Toute la journée je n’ai pensé qu’à mon rendez vous avec Emma et au fait que nous avons jusqu’au matin du vendredi ensemble.

Comme il fait sec (à défaut de faire chaud), je suis en moto. J’arrive et rentre direct dans le garage. Elle a entendu le portail s’ouvrir et me rejoint alors que je pose ma Ducat sur sa béquille.
J’ai beau être gelé, elle se colle à moi pour me rouler un patin. Je referme mes bras sur son dos et de mes doigts gantés grossement, je lui caresse la colonne vertébrale jusqu’à son fessier que j’empoigne.
Je bande dur et elle le sent. Elle attrape le zip du bas de ma combi et entreprend de le relever, dégageant ainsi mon shorty déformé par ma bite.
De mon coté, mes mains gantées se sont coulées sous sa jupe et l’ont relevée jusque sur ses hanches. Malgré l’insensibilité de mon toucher du à l’épaisseur de mes gants d’hivers, comme je n’accroche pas de bord de culotte, je devine qu’elle n’en porte pas.
De son coté elle est arrivée à sortir ma queue de son emballage. Quittant ma bouche, elle glisse à genoux pour me faire une pipe. Ça me réchauffe bien après le parcours en moto ! je pose mes mains sur sa tête pour bien imprimer le rythme que je désire. Pas trop vite, cool, nous avons tour notre temps. Elle pompe de mieux en mieux, rien ne vaut la pratique pour améliorer le « gestuel » ! elle prend le temps de sortir mes boules qui se contractent au contact du cuir encore frais. Elle prend plaisir à me bouffer la tige, glissant la langue entre le prépuce et le gland, jouant des deux avec ses dents, elle excite les milliers de terminaisons nerveuses qui partent de la surface de mon gland.

Le passage dans le fond de sa gorge commence à me faire trop d’effets. Il est temps de passer à autre chose je lui dis de fouiller une de mes poches pour trouver un préservatif mais elle avait prévu le coup et en sort un de son soutient gorge. Aussitôt après quelle me l’ai enfilé, je l’ai relevé et plié en travers de la selle de ma Ducat.
Maintenant les pans de sa jupe sur ses reins et après m’être confirmé de visu qu’elle ne portait pas de culotte, d’une botte je lui ai écarté les pieds, ouvrant grand son entrejambe. Je pliais légèrement les genoux pour placer mon gland sur ses grandes lèvres et d’un coup de rein, je me suis enfoncé dans la moiteur de son vagin. température garantie, je la limais un peu histoire de bien lubrifier la kpote.

De mes mains encore gantées de cuir, j’écartais ses globes fessiers tout en les maintenant vers le haut pour bien me donner accès à sa chatte.
Je maintenais un bon rythme, ce qui commençait à la chauffer grave. D’elle même, en prenant appui sur la selle, elle donnait des coups de reins pour venir à la rencontre de ma queue, augmentant ainsi le choc de nos corps.
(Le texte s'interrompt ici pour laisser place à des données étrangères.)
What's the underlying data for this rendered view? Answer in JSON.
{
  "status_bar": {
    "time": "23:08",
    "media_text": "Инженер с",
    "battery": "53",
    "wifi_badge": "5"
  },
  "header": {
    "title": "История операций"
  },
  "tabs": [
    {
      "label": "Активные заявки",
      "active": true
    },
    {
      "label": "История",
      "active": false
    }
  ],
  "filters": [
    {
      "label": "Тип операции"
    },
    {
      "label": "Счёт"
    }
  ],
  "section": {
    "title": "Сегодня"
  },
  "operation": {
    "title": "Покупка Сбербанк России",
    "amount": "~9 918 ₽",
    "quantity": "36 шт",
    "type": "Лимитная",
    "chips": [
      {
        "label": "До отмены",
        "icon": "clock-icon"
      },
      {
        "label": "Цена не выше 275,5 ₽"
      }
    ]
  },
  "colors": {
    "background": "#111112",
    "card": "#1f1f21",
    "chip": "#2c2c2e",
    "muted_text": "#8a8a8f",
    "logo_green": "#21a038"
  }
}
En maintenant ses fesses écartées, j’ai sous les yeux le trou plissé et palpitant de son passage arrière. Il me tente !! il me tente tellement que bientôt je décide d’y faire un tour.
Je sort de son vagin et pointe ma bite sur son anus. Elle ne fait pas de chichi et d’elle même, dès qu’elle a senti le gland se poser au bon endroit, elle recule et je l’encule.
Je la laisse faire. Son premier mouvement n’a fait entrer que mon gland. L’anneau serré juste derrière la couronne, elle ondule du cul. L’effet est garanti, je bande encore plus fort. Puis progressivement, reculant par à-coups, elle « avale » mon sexe en entier (enfin jusqu’à sentir sur sa peau le métal du zip.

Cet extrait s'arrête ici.